Phaeomelanin is responsible for red pigment. However, the name “red” applies to every pigment from deep red to cream, encompassing colors like yellow and orange, too. Unlike eumelanin, phaeomelanin does not occur in the nose or eyes. So, any gene affecting the phaeomelanin in the coat will not affect the eyes or nose.
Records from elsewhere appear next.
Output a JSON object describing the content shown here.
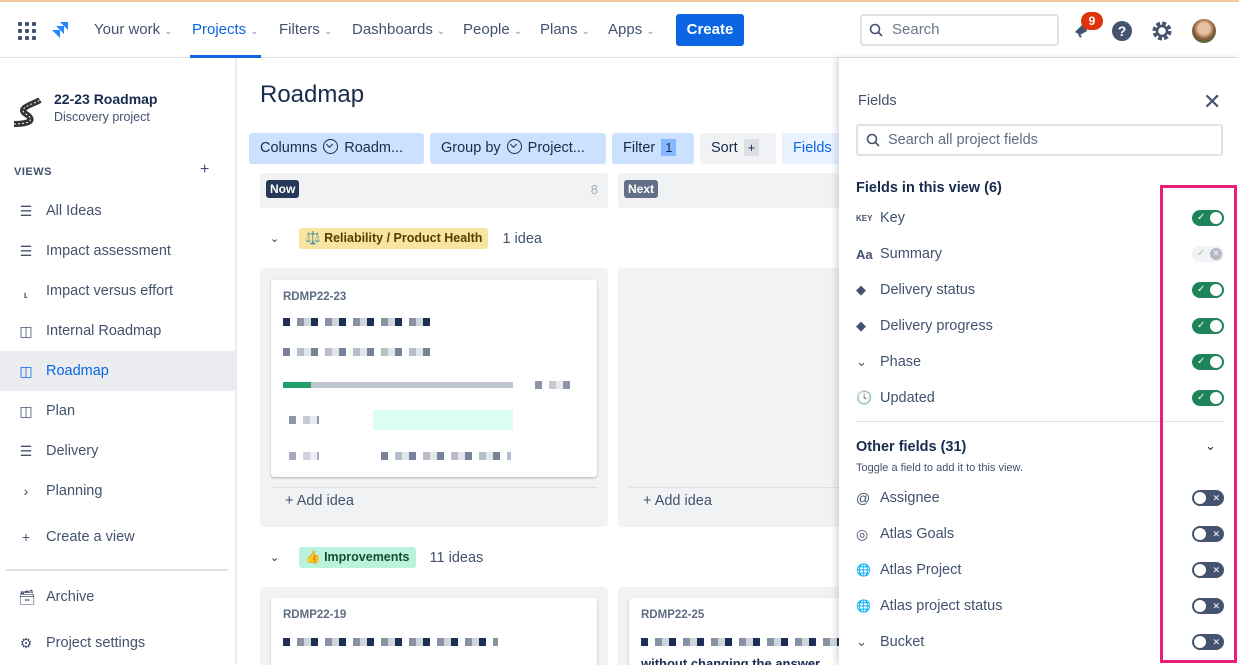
{
  "nav": {
    "items": [
      "Your work",
      "Projects",
      "Filters",
      "Dashboards",
      "People",
      "Plans",
      "Apps"
    ],
    "active": "Projects",
    "create": "Create",
    "search_placeholder": "Search",
    "notifications": "9"
  },
  "sidebar": {
    "project_name": "22-23 Roadmap",
    "project_type": "Discovery project",
    "views_label": "VIEWS",
    "add_view": "+",
    "items": [
      {
        "label": "All Ideas",
        "icon": "list-icon"
      },
      {
        "label": "Impact assessment",
        "icon": "list-icon"
      },
      {
        "label": "Impact versus effort",
        "icon": "matrix-icon"
      },
      {
        "label": "Internal Roadmap",
        "icon": "board-icon"
      },
      {
        "label": "Roadmap",
        "icon": "board-icon",
        "active": true
      },
      {
        "label": "Plan",
        "icon": "board-icon"
      },
      {
        "label": "Delivery",
        "icon": "list-icon"
      },
      {
        "label": "Planning",
        "icon": "chevron-right-icon"
      },
      {
        "label": "Create a view",
        "icon": "plus-icon"
      }
    ],
    "archive": "Archive",
    "settings": "Project settings"
  },
  "main": {
    "title": "Roadmap",
    "toolbar": {
      "columns": "Columns",
      "columns_value": "Roadm...",
      "group_by": "Group by",
      "group_value": "Project...",
      "filter": "Filter",
      "filter_count": "1",
      "sort": "Sort",
      "sort_plus": "+",
      "fields": "Fields"
    },
    "columns": [
      {
        "label": "Now",
        "count": "8",
        "color": "#253858"
      },
      {
        "label": "Next",
        "color": "#626f86"
      }
    ],
    "groups": [
      {
        "label": "Reliability / Product Health",
        "emoji": "⚖️",
        "count": "1 idea",
        "color": "#f8e6a0",
        "cards": [
          {
            "key": "RDMP22-23"
          }
        ]
      },
      {
        "label": "Improvements",
        "emoji": "👍",
        "count": "11 ideas",
        "color": "#baf3db",
        "cards": [
          {
            "key": "RDMP22-19"
          },
          {
            "key": "RDMP22-25",
            "text": "without changing the answer"
          }
        ]
      }
    ],
    "add_idea": "+ Add idea"
  },
  "panel": {
    "title": "Fields",
    "search_placeholder": "Search all project fields",
    "in_view_title": "Fields in this view (6)",
    "in_view": [
      {
        "label": "Key",
        "icon": "KEY",
        "state": "on"
      },
      {
        "label": "Summary",
        "icon": "Aa",
        "state": "disabled"
      },
      {
        "label": "Delivery status",
        "icon": "◆",
        "state": "on"
      },
      {
        "label": "Delivery progress",
        "icon": "◆",
        "state": "on"
      },
      {
        "label": "Phase",
        "icon": "⌄",
        "state": "on"
      },
      {
        "label": "Updated",
        "icon": "🕓",
        "state": "on"
      }
    ],
    "other_title": "Other fields (31)",
    "other_sub": "Toggle a field to add it to this view.",
    "other": [
      {
        "label": "Assignee",
        "icon": "@"
      },
      {
        "label": "Atlas Goals",
        "icon": "◎"
      },
      {
        "label": "Atlas Project",
        "icon": "🌐"
      },
      {
        "label": "Atlas project status",
        "icon": "🌐"
      },
      {
        "label": "Bucket",
        "icon": "⌄"
      }
    ]
  },
  "colors": {
    "accent": "#0c66e4",
    "toggle_on": "#1f845a",
    "toggle_off": "#44546f",
    "highlight": "#e91e7a"
  }
}
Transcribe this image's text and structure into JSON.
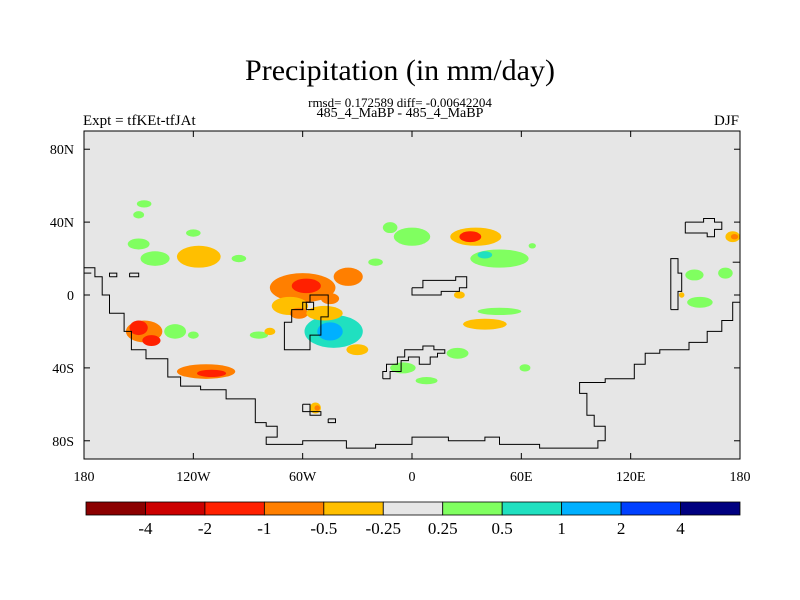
{
  "header": {
    "title": "Precipitation (in mm/day)",
    "stats": "rmsd= 0.172589 diff= -0.00642204",
    "comparison": "485_4_MaBP - 485_4_MaBP",
    "experiment": "Expt = tfKEt-tfJAt",
    "season": "DJF"
  },
  "chart_data": {
    "type": "heatmap",
    "title": "Precipitation (in mm/day)",
    "lon_range": [
      -180,
      180
    ],
    "lat_range": [
      -90,
      90
    ],
    "x_ticks": [
      {
        "value": -180,
        "label": "180"
      },
      {
        "value": -120,
        "label": "120W"
      },
      {
        "value": -60,
        "label": "60W"
      },
      {
        "value": 0,
        "label": "0"
      },
      {
        "value": 60,
        "label": "60E"
      },
      {
        "value": 120,
        "label": "120E"
      },
      {
        "value": 180,
        "label": "180"
      }
    ],
    "y_ticks": [
      {
        "value": 80,
        "label": "80N"
      },
      {
        "value": 40,
        "label": "40N"
      },
      {
        "value": 0,
        "label": "0"
      },
      {
        "value": -40,
        "label": "40S"
      },
      {
        "value": -80,
        "label": "80S"
      }
    ],
    "background_color": "#e6e6e6",
    "colorbar": {
      "colors": [
        "#8b0000",
        "#cc0000",
        "#ff2000",
        "#ff7f00",
        "#ffbf00",
        "#e6e6e6",
        "#80ff60",
        "#20e0c0",
        "#00b0ff",
        "#0040ff",
        "#000080"
      ],
      "labels": [
        "-4",
        "-2",
        "-1",
        "-0.5",
        "-0.25",
        "0.25",
        "0.5",
        "1",
        "2",
        "4"
      ]
    },
    "anomalies": [
      {
        "lon": -147,
        "lat": -20,
        "rlon": 10,
        "rlat": 6,
        "level": "-0.5"
      },
      {
        "lon": -150,
        "lat": -18,
        "rlon": 5,
        "rlat": 4,
        "level": "-1"
      },
      {
        "lon": -143,
        "lat": -25,
        "rlon": 5,
        "rlat": 3,
        "level": "-1"
      },
      {
        "lon": -130,
        "lat": -20,
        "rlon": 6,
        "rlat": 4,
        "level": "0.25"
      },
      {
        "lon": -113,
        "lat": -42,
        "rlon": 16,
        "rlat": 4,
        "level": "-0.5"
      },
      {
        "lon": -110,
        "lat": -43,
        "rlon": 8,
        "rlat": 2,
        "level": "-1"
      },
      {
        "lon": -117,
        "lat": 21,
        "rlon": 12,
        "rlat": 6,
        "level": "-0.25"
      },
      {
        "lon": -141,
        "lat": 20,
        "rlon": 8,
        "rlat": 4,
        "level": "0.25"
      },
      {
        "lon": -150,
        "lat": 28,
        "rlon": 6,
        "rlat": 3,
        "level": "0.25"
      },
      {
        "lon": -147,
        "lat": 50,
        "rlon": 4,
        "rlat": 2,
        "level": "0.25"
      },
      {
        "lon": -150,
        "lat": 44,
        "rlon": 3,
        "rlat": 2,
        "level": "0.25"
      },
      {
        "lon": -120,
        "lat": 34,
        "rlon": 4,
        "rlat": 2,
        "level": "0.25"
      },
      {
        "lon": -60,
        "lat": 4,
        "rlon": 18,
        "rlat": 8,
        "level": "-0.5"
      },
      {
        "lon": -58,
        "lat": 5,
        "rlon": 8,
        "rlat": 4,
        "level": "-1"
      },
      {
        "lon": -35,
        "lat": 10,
        "rlon": 8,
        "rlat": 5,
        "level": "-0.5"
      },
      {
        "lon": -67,
        "lat": -6,
        "rlon": 10,
        "rlat": 5,
        "level": "-0.25"
      },
      {
        "lon": -62,
        "lat": -10,
        "rlon": 5,
        "rlat": 3,
        "level": "-0.5"
      },
      {
        "lon": -43,
        "lat": -20,
        "rlon": 16,
        "rlat": 9,
        "level": "0.5"
      },
      {
        "lon": -45,
        "lat": -20,
        "rlon": 7,
        "rlat": 5,
        "level": "1"
      },
      {
        "lon": -48,
        "lat": -10,
        "rlon": 10,
        "rlat": 4,
        "level": "-0.25"
      },
      {
        "lon": -45,
        "lat": -2,
        "rlon": 5,
        "rlat": 3,
        "level": "-0.5"
      },
      {
        "lon": -53,
        "lat": -62,
        "rlon": 3,
        "rlat": 3,
        "level": "-0.25"
      },
      {
        "lon": -52,
        "lat": -62,
        "rlon": 1.5,
        "rlat": 1.5,
        "level": "-0.5"
      },
      {
        "lon": -84,
        "lat": -22,
        "rlon": 5,
        "rlat": 2,
        "level": "0.25"
      },
      {
        "lon": 35,
        "lat": 32,
        "rlon": 14,
        "rlat": 5,
        "level": "-0.25"
      },
      {
        "lon": 32,
        "lat": 32,
        "rlon": 6,
        "rlat": 3,
        "level": "-1"
      },
      {
        "lon": 48,
        "lat": 20,
        "rlon": 16,
        "rlat": 5,
        "level": "0.25"
      },
      {
        "lon": 40,
        "lat": 22,
        "rlon": 4,
        "rlat": 2,
        "level": "0.5"
      },
      {
        "lon": 0,
        "lat": 32,
        "rlon": 10,
        "rlat": 5,
        "level": "0.25"
      },
      {
        "lon": -12,
        "lat": 37,
        "rlon": 4,
        "rlat": 3,
        "level": "0.25"
      },
      {
        "lon": 40,
        "lat": -16,
        "rlon": 12,
        "rlat": 3,
        "level": "-0.25"
      },
      {
        "lon": 48,
        "lat": -9,
        "rlon": 12,
        "rlat": 2,
        "level": "0.25"
      },
      {
        "lon": 25,
        "lat": -32,
        "rlon": 6,
        "rlat": 3,
        "level": "0.25"
      },
      {
        "lon": -5,
        "lat": -40,
        "rlon": 7,
        "rlat": 3,
        "level": "0.25"
      },
      {
        "lon": 8,
        "lat": -47,
        "rlon": 6,
        "rlat": 2,
        "level": "0.25"
      },
      {
        "lon": -30,
        "lat": -30,
        "rlon": 6,
        "rlat": 3,
        "level": "-0.25"
      },
      {
        "lon": 26,
        "lat": 0,
        "rlon": 3,
        "rlat": 2,
        "level": "-0.25"
      },
      {
        "lon": 158,
        "lat": -4,
        "rlon": 7,
        "rlat": 3,
        "level": "0.25"
      },
      {
        "lon": 155,
        "lat": 11,
        "rlon": 5,
        "rlat": 3,
        "level": "0.25"
      },
      {
        "lon": 172,
        "lat": 12,
        "rlon": 4,
        "rlat": 3,
        "level": "0.25"
      },
      {
        "lon": 176,
        "lat": 32,
        "rlon": 4,
        "rlat": 3,
        "level": "-0.25"
      },
      {
        "lon": 177,
        "lat": 32,
        "rlon": 2,
        "rlat": 1.5,
        "level": "-0.5"
      },
      {
        "lon": 148,
        "lat": 0,
        "rlon": 1.5,
        "rlat": 1.5,
        "level": "-0.25"
      },
      {
        "lon": -78,
        "lat": -20,
        "rlon": 3,
        "rlat": 2,
        "level": "-0.25"
      },
      {
        "lon": -120,
        "lat": -22,
        "rlon": 3,
        "rlat": 2,
        "level": "0.25"
      },
      {
        "lon": 62,
        "lat": -40,
        "rlon": 3,
        "rlat": 2,
        "level": "0.25"
      },
      {
        "lon": -95,
        "lat": 20,
        "rlon": 4,
        "rlat": 2,
        "level": "0.25"
      },
      {
        "lon": -20,
        "lat": 18,
        "rlon": 4,
        "rlat": 2,
        "level": "0.25"
      },
      {
        "lon": 66,
        "lat": 27,
        "rlon": 2,
        "rlat": 1.5,
        "level": "0.25"
      }
    ],
    "coastlines": [
      [
        [
          -180,
          15
        ],
        [
          -174,
          15
        ],
        [
          -174,
          10
        ],
        [
          -170,
          10
        ],
        [
          -170,
          0
        ],
        [
          -166,
          0
        ],
        [
          -166,
          -10
        ],
        [
          -158,
          -10
        ],
        [
          -158,
          -20
        ],
        [
          -154,
          -20
        ],
        [
          -154,
          -30
        ],
        [
          -146,
          -30
        ],
        [
          -146,
          -35
        ],
        [
          -134,
          -35
        ],
        [
          -134,
          -45
        ],
        [
          -127,
          -45
        ],
        [
          -127,
          -50
        ],
        [
          -116,
          -50
        ],
        [
          -116,
          -52
        ],
        [
          -102,
          -52
        ],
        [
          -102,
          -57
        ],
        [
          -86,
          -57
        ],
        [
          -86,
          -70
        ],
        [
          -80,
          -70
        ],
        [
          -80,
          -72
        ],
        [
          -74,
          -72
        ],
        [
          -74,
          -78
        ],
        [
          -80,
          -78
        ],
        [
          -80,
          -82
        ],
        [
          -60,
          -82
        ],
        [
          -60,
          -80
        ],
        [
          -36,
          -80
        ],
        [
          -36,
          -84
        ],
        [
          -20,
          -84
        ],
        [
          -20,
          -82
        ],
        [
          0,
          -82
        ],
        [
          0,
          -78
        ],
        [
          20,
          -78
        ],
        [
          20,
          -80
        ],
        [
          40,
          -80
        ],
        [
          40,
          -78
        ],
        [
          48,
          -78
        ],
        [
          48,
          -82
        ],
        [
          70,
          -82
        ],
        [
          70,
          -84
        ],
        [
          102,
          -84
        ],
        [
          102,
          -80
        ],
        [
          106,
          -80
        ],
        [
          106,
          -72
        ],
        [
          100,
          -72
        ],
        [
          100,
          -66
        ],
        [
          96,
          -66
        ],
        [
          96,
          -54
        ],
        [
          92,
          -54
        ],
        [
          92,
          -48
        ],
        [
          106,
          -48
        ],
        [
          106,
          -46
        ],
        [
          122,
          -46
        ],
        [
          122,
          -38
        ],
        [
          128,
          -38
        ],
        [
          128,
          -32
        ],
        [
          136,
          -32
        ],
        [
          136,
          -30
        ],
        [
          152,
          -30
        ],
        [
          152,
          -26
        ],
        [
          162,
          -26
        ],
        [
          162,
          -20
        ],
        [
          170,
          -20
        ],
        [
          170,
          -14
        ],
        [
          176,
          -14
        ],
        [
          176,
          -4
        ],
        [
          180,
          -4
        ]
      ],
      [
        [
          -180,
          12
        ],
        [
          -176,
          12
        ]
      ],
      [
        [
          -155,
          12
        ],
        [
          -150,
          12
        ],
        [
          -150,
          10
        ],
        [
          -155,
          10
        ],
        [
          -155,
          12
        ]
      ],
      [
        [
          -70,
          -24
        ],
        [
          -70,
          -15
        ],
        [
          -66,
          -15
        ],
        [
          -66,
          -8
        ],
        [
          -60,
          -8
        ],
        [
          -60,
          -4
        ],
        [
          -56,
          -4
        ],
        [
          -56,
          0
        ],
        [
          -46,
          0
        ],
        [
          -46,
          -12
        ],
        [
          -50,
          -12
        ],
        [
          -50,
          -22
        ],
        [
          -56,
          -22
        ],
        [
          -56,
          -30
        ],
        [
          -70,
          -30
        ],
        [
          -70,
          -24
        ]
      ],
      [
        [
          -58,
          -8
        ],
        [
          -54,
          -8
        ],
        [
          -54,
          -4
        ],
        [
          -58,
          -4
        ],
        [
          -58,
          -8
        ]
      ],
      [
        [
          0,
          4
        ],
        [
          6,
          4
        ],
        [
          6,
          8
        ],
        [
          24,
          8
        ],
        [
          24,
          10
        ],
        [
          30,
          10
        ],
        [
          30,
          4
        ],
        [
          26,
          4
        ],
        [
          26,
          2
        ],
        [
          16,
          2
        ],
        [
          16,
          0
        ],
        [
          0,
          0
        ],
        [
          0,
          4
        ]
      ],
      [
        [
          -16,
          -46
        ],
        [
          -12,
          -46
        ],
        [
          -12,
          -42
        ],
        [
          -6,
          -42
        ],
        [
          -6,
          -36
        ],
        [
          -2,
          -36
        ],
        [
          -2,
          -34
        ],
        [
          4,
          -34
        ],
        [
          4,
          -38
        ],
        [
          10,
          -38
        ],
        [
          10,
          -34
        ],
        [
          14,
          -34
        ],
        [
          14,
          -32
        ],
        [
          18,
          -32
        ],
        [
          18,
          -30
        ],
        [
          12,
          -30
        ],
        [
          12,
          -28
        ],
        [
          6,
          -28
        ],
        [
          6,
          -30
        ],
        [
          -4,
          -30
        ],
        [
          -4,
          -34
        ],
        [
          -8,
          -34
        ],
        [
          -8,
          -38
        ],
        [
          -14,
          -38
        ],
        [
          -14,
          -42
        ],
        [
          -16,
          -42
        ],
        [
          -16,
          -46
        ]
      ],
      [
        [
          -60,
          -60
        ],
        [
          -56,
          -60
        ],
        [
          -56,
          -64
        ],
        [
          -50,
          -64
        ],
        [
          -50,
          -66
        ],
        [
          -56,
          -66
        ],
        [
          -56,
          -64
        ],
        [
          -60,
          -64
        ],
        [
          -60,
          -60
        ]
      ],
      [
        [
          -46,
          -68
        ],
        [
          -42,
          -68
        ],
        [
          -42,
          -70
        ],
        [
          -46,
          -70
        ],
        [
          -46,
          -68
        ]
      ],
      [
        [
          150,
          40
        ],
        [
          160,
          40
        ],
        [
          160,
          42
        ],
        [
          166,
          42
        ],
        [
          166,
          40
        ],
        [
          170,
          40
        ],
        [
          170,
          36
        ],
        [
          166,
          36
        ],
        [
          166,
          32
        ],
        [
          162,
          32
        ],
        [
          162,
          34
        ],
        [
          150,
          34
        ],
        [
          150,
          40
        ]
      ],
      [
        [
          142,
          -8
        ],
        [
          142,
          20
        ],
        [
          146,
          20
        ],
        [
          146,
          12
        ],
        [
          148,
          12
        ],
        [
          148,
          2
        ],
        [
          146,
          2
        ],
        [
          146,
          -8
        ],
        [
          142,
          -8
        ]
      ],
      [
        [
          176,
          18
        ],
        [
          180,
          18
        ]
      ],
      [
        [
          -166,
          10
        ],
        [
          -162,
          10
        ],
        [
          -162,
          12
        ],
        [
          -166,
          12
        ],
        [
          -166,
          10
        ]
      ]
    ]
  }
}
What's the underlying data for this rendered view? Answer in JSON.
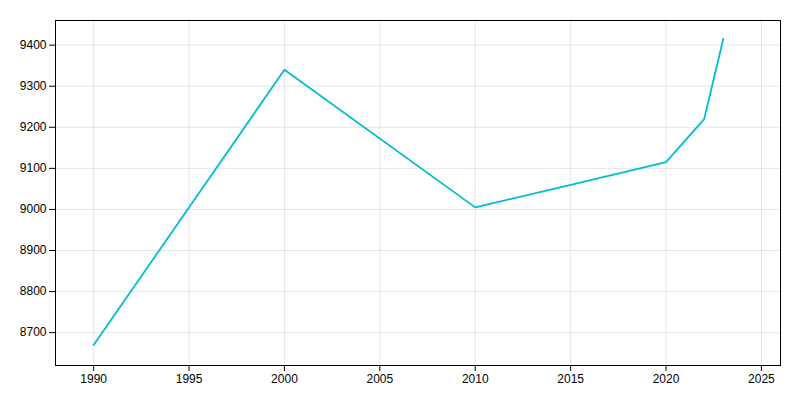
{
  "chart_data": {
    "type": "line",
    "x": [
      1990,
      2000,
      2010,
      2015,
      2020,
      2022,
      2023
    ],
    "values": [
      8670,
      9340,
      9005,
      9060,
      9115,
      9220,
      9415
    ],
    "color": "#00BCD4",
    "xlim": [
      1988,
      2026
    ],
    "ylim": [
      8620,
      9460
    ],
    "xticks": [
      1990,
      1995,
      2000,
      2005,
      2010,
      2015,
      2020,
      2025
    ],
    "yticks": [
      8700,
      8800,
      8900,
      9000,
      9100,
      9200,
      9300,
      9400
    ],
    "grid": true
  }
}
What is color dilution alopecia? (CDA)
Color dilution alopecia (CDA) is a genetic recessive inherited condition that causes patches of hair thinning or loss and may also include flaky and/or itchy skin. The condition is associated with individuals who have what is called a “dilute” color and is most commonly seen in dogs with a blue or fawn coat. These puppies are born with a normal-looking hair coat, and the clinical signs of CDA may begin to manifest at six months of age or older. While the disorder has been commonly described in blue Dobermans, it has been recognized in other breeds as well, including:
• Chow Chow
• Great Dane
• Irish Setter
• Italian Greyhound
• Standard Poodle
• Yorkshire Terrier
• Bernese Mountain Dog
• Shetland Sheepdog
• Boston Terrier
Color-dilute individuals carry a recessive color gene (dd) and demonstrate blue, blueish grey, lavender, or flesh-colored lips, noses, and eyelids. Deeply colored individuals carry either DD or Dd genes and demonstrate either black or liver noses, lips, and eyelids.
What causes my dog to lose hair?
The actual cause of CDA is poorly understood. Dogs with CDA tend to have abnormalities in the hair follicles themselves, causing them to self-destruct, making it impossible for them to grow new hairs.
Can color dilution alopecia affect my dog's overall health status?
No. Other than her overall appearance, her health is not at risk. That said, there may be some skin-specific issues that will emerge and need to be treated. Your dog may develop scaly skin in balding areas. She may also develop small bumps or even pustules associated with a bacterial skin infection. Some dogs with CDA will experience itching that may need to be managed.